MT-TG mice show a reduction in the volume of T2-weighted changes. (A) Representative T2 maps from the same animals at different time points after reperfusion. The bright area in the upper right cortex indicates tissue with an elevated T2 relaxation time. (B) Volumes of tissue with an increased T2 relaxation time. Individual values are plotted and the mean values are indicated by the horizontal bars at each time point. MT-TG mice had a significantly smaller volume of tissue with an increased T2 relaxation time at all time points (P < 0.01). Filled symbols represent the volumetric measurements of the animals shown in A.
Figure 4.
(A) Sparing of cortical tissue in MT-TG mice. High-resolution (hres) anatomical images taken 2 weeks after reperfusion are compared with hematoxylin and eosin (h&e)-stained sections from the same animal, prepared 3 weeks after reperfusion. The images show a reduction in the amount of cortical tissue when the infarct develops into a cavitary lesion containing foamy macrophages and neutrophils bordered by relatively intact tissue. (B) Volumes of lost tissue are calculated from serial high-resolution images obtained 2 weeks after reperfusion. There is significant sparing of cortical tissue in MT-TG mice as compared with control mice (P < 0.01). The filled symbols represent the values of the animals shown in A. Horizontal lines indicate the means for each time point.
Three weeks after reperfusion, mice underwent a test for motor performance.
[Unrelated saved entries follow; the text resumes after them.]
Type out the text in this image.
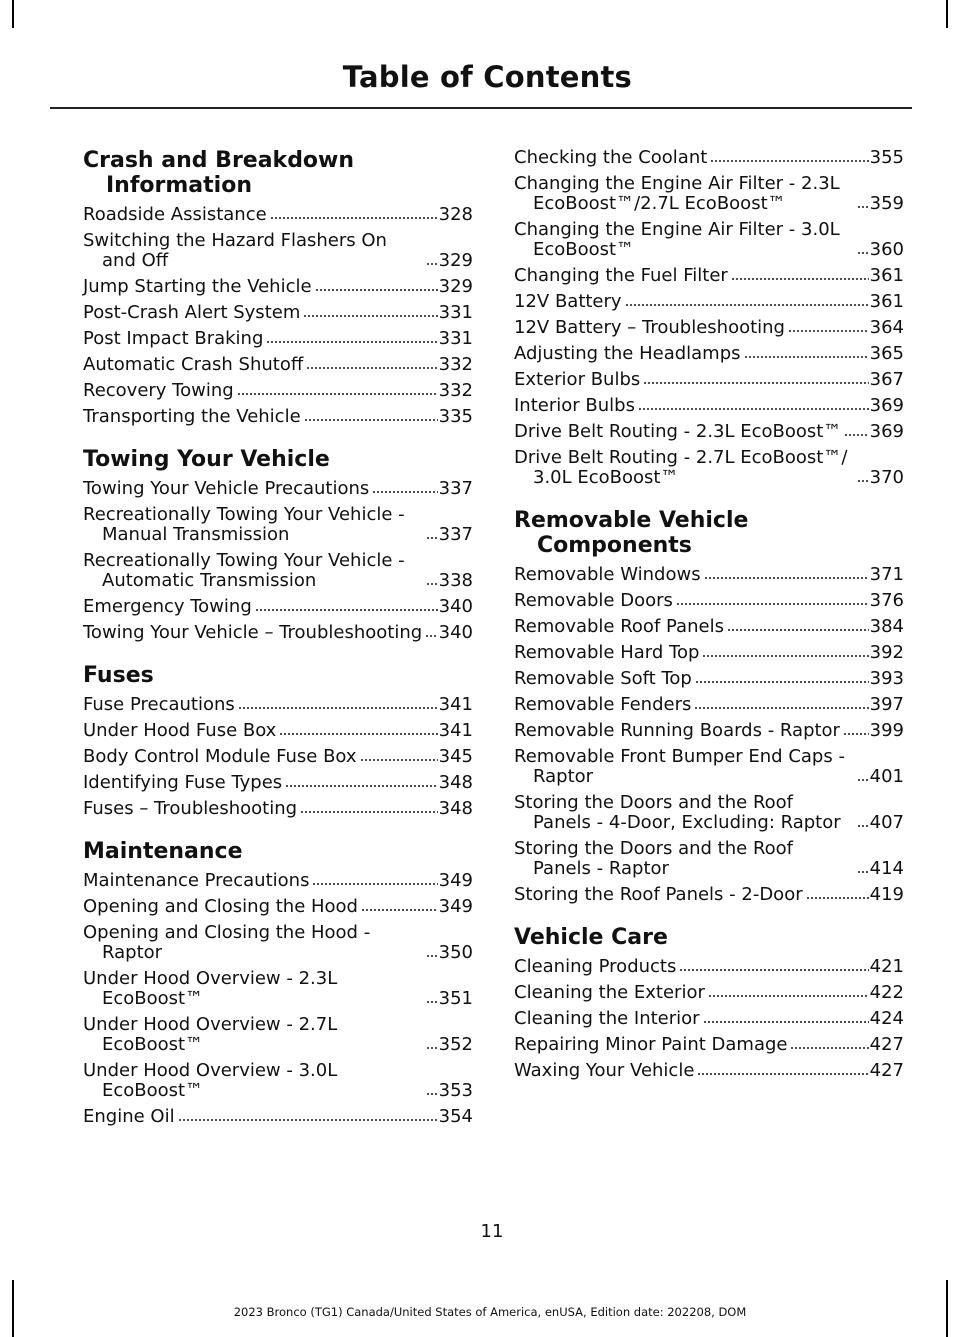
Table of Contents
Crash and Breakdown Information
Roadside Assistance	328
Switching the Hazard Flashers On and Off	329
Jump Starting the Vehicle	329
Post-Crash Alert System	331
Post Impact Braking	331
Automatic Crash Shutoff	332
Recovery Towing	332
Transporting the Vehicle	335
Towing Your Vehicle
Towing Your Vehicle Precautions	337
Recreationally Towing Your Vehicle - Manual Transmission	337
Recreationally Towing Your Vehicle - Automatic Transmission	338
Emergency Towing	340
Towing Your Vehicle – Troubleshooting 340
Fuses
Fuse Precautions	341
Under Hood Fuse Box	341
Body Control Module Fuse Box	345
Identifying Fuse Types	348
Fuses – Troubleshooting	348
Maintenance
Maintenance Precautions	349
Opening and Closing the Hood	349
Opening and Closing the Hood - Raptor	350
Under Hood Overview - 2.3L EcoBoost™	351
Under Hood Overview - 2.7L EcoBoost™	352
Under Hood Overview - 3.0L EcoBoost™	353
Engine Oil	354
Checking the Coolant	355
Changing the Engine Air Filter - 2.3L EcoBoost™/2.7L EcoBoost™	359
Changing the Engine Air Filter - 3.0L EcoBoost™	360
Changing the Fuel Filter	361
12V Battery	361
12V Battery – Troubleshooting	364
Adjusting the Headlamps	365
Exterior Bulbs	367
Interior Bulbs	369
Drive Belt Routing - 2.3L EcoBoost™ 369
Drive Belt Routing - 2.7L EcoBoost™/ 3.0L EcoBoost™	370
Removable Vehicle Components
Removable Windows	371
Removable Doors	376
Removable Roof Panels	384
Removable Hard Top	392
Removable Soft Top	393
Removable Fenders	397
Removable Running Boards - Raptor 399
Removable Front Bumper End Caps - Raptor	401
Storing the Doors and the Roof Panels - 4-Door, Excluding: Raptor	407
Storing the Doors and the Roof Panels - Raptor	414
Storing the Roof Panels - 2-Door	419
Vehicle Care
Cleaning Products	421
Cleaning the Exterior	422
Cleaning the Interior	424
Repairing Minor Paint Damage	427
Waxing Your Vehicle	427
11
2023 Bronco (TG1) Canada/United States of America, enUSA, Edition date: 202208, DOM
The rotarod test reflects alterations in motor learning and sensory and motor function and was performed to determine whether sparing of somatosensory cortical tissue in MT-TG mice resulted in sparing of function. MT-TG mice performed significantly better in the rotarod test as compared with control mice 3 weeks after reperfusion (Fig. 5, P = 0.011). This finding was not caused by a difference in genetic background because no significant differences in baseline performance were found between nonoperated control and MT-TG animals.
Figure 5.
Improved motor performance in MT-TG mice. Rotarod testing of MT-TG and control mice were performed 3 weeks after MCA occlusion. MT-TG animals performed significantly better in a rotarod test compared with control animals [control stroke is significantly different from MT-TG stroke, P = 0.011, Fisher’s least-significant-difference test; ANOVA: F (3,38) = 4.827, P = 0.006]. Nonoperated control and MT-TG animals performed similarly.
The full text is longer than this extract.